The issue is that some housing providers have a number of homes that are currently empty as the usual nominations and lettings procedures were paused during the early part of the coronavirus pandemic.
Meanwhile, refuges are increasingly full, and unable to support women in the refuge to move on to less temporary accommodation.
Move on from refuges is difficult enough at the best of times – women and children often face years of housing insecurity after leaving a refuge – but now the problems are even more acute.
And if women and children are staying longer than they need in refuges that both frustrates and stalls their journey, and means one fewer refuge space for someone else in acute need. The average number of refuge vacancies in England during the first 7 weeks of lockdown was 97, compared with an average of 183 for the same period in 2019.

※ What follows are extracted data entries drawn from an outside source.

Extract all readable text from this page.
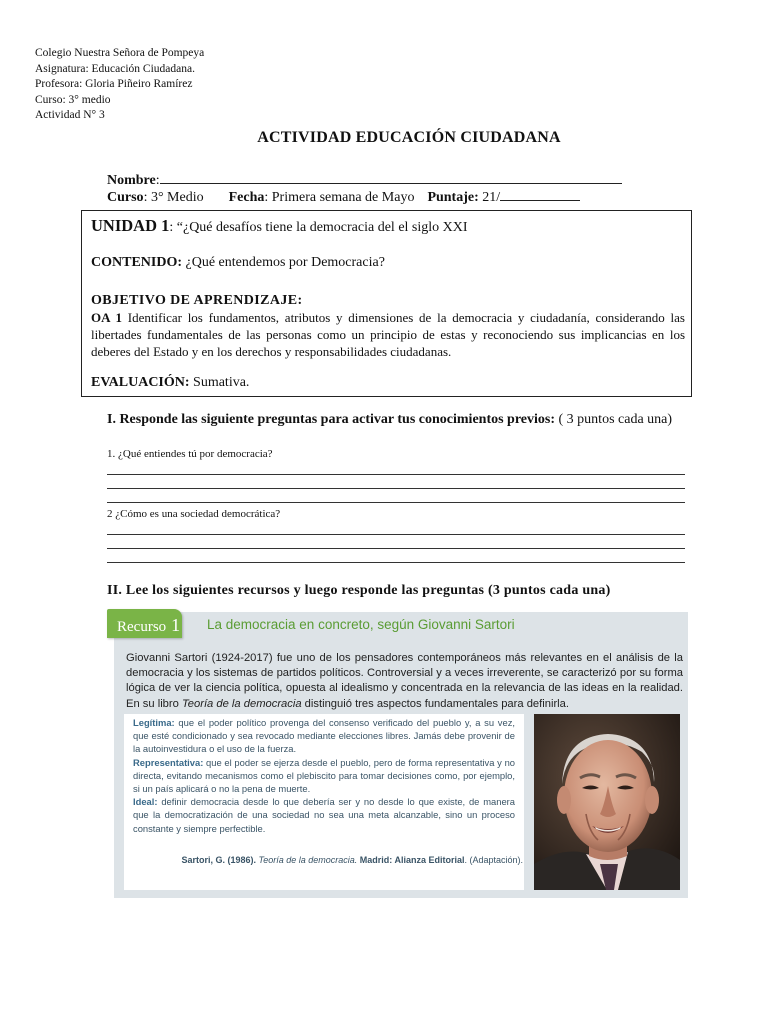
Colegio Nuestra Señora de Pompeya
Asignatura: Educación Ciudadana.
Profesora: Gloria Piñeiro Ramírez
Curso: 3° medio
Actividad N° 3
ACTIVIDAD EDUCACIÓN CIUDADANA
Nombre:
Curso: 3° Medio Fecha: Primera semana de Mayo Puntaje: 21/
UNIDAD 1: “¿Qué desafíos tiene la democracia del el siglo XXI
CONTENIDO: ¿Qué entendemos por Democracia?
OBJETIVO DE APRENDIZAJE:
OA 1 Identificar los fundamentos, atributos y dimensiones de la democracia y ciudadanía, considerando las libertades fundamentales de las personas como un principio de estas y reconociendo sus implicancias en los deberes del Estado y en los derechos y responsabilidades ciudadanas.
EVALUACIÓN: Sumativa.
I. Responde las siguiente preguntas para activar tus conocimientos previos: ( 3 puntos cada una)
1. ¿Qué entiendes tú por democracia?
2 ¿Cómo es una sociedad democrática?
II. Lee los siguientes recursos y luego responde las preguntas (3 puntos cada una)
Recurso 1 La democracia en concreto, según Giovanni Sartori
Giovanni Sartori (1924-2017) fue uno de los pensadores contemporáneos más relevantes en el análisis de la democracia y los sistemas de partidos políticos. Controversial y a veces irreverente, se caracterizó por su forma lógica de ver la ciencia política, opuesta al idealismo y concentrada en la relevancia de las ideas en la realidad. En su libro Teoría de la democracia distinguió tres aspectos fundamentales para definirla.
Legítima: que el poder político provenga del consenso verificado del pueblo y, a su vez, que esté condicionado y sea revocado mediante elecciones libres. Jamás debe provenir de la autoinvestidura o el uso de la fuerza.
Representativa: que el poder se ejerza desde el pueblo, pero de forma representativa y no directa, evitando mecanismos como el plebiscito para tomar decisiones como, por ejemplo, si un país aplicará o no la pena de muerte.
Ideal: definir democracia desde lo que debería ser y no desde lo que existe, de manera que la democratización de una sociedad no sea una meta alcanzable, sino un proceso constante y siempre perfectible.
Sartori, G. (1986). Teoría de la democracia. Madrid: Alianza Editorial. (Adaptación).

The initiative from the Domestic Abuse Housing Alliance (DAHA) provides clear guidance to housing providers and refuges about how to make at least this part of the system work a little bit better at this time of acute and ongoing need.
It’s a window of opportunity – to free up space in different stages of the system for women and children who need support in moving on from abuse.
 Bowstead, Janet C. 2017. “Segmented Journeys, Fragmented Lives: Women’s Forced Migration to Escape Domestic Violence.” Journal of Gender-Based Violence 1 (1): 43–58. doi:10.1332/239868017X14912933953340.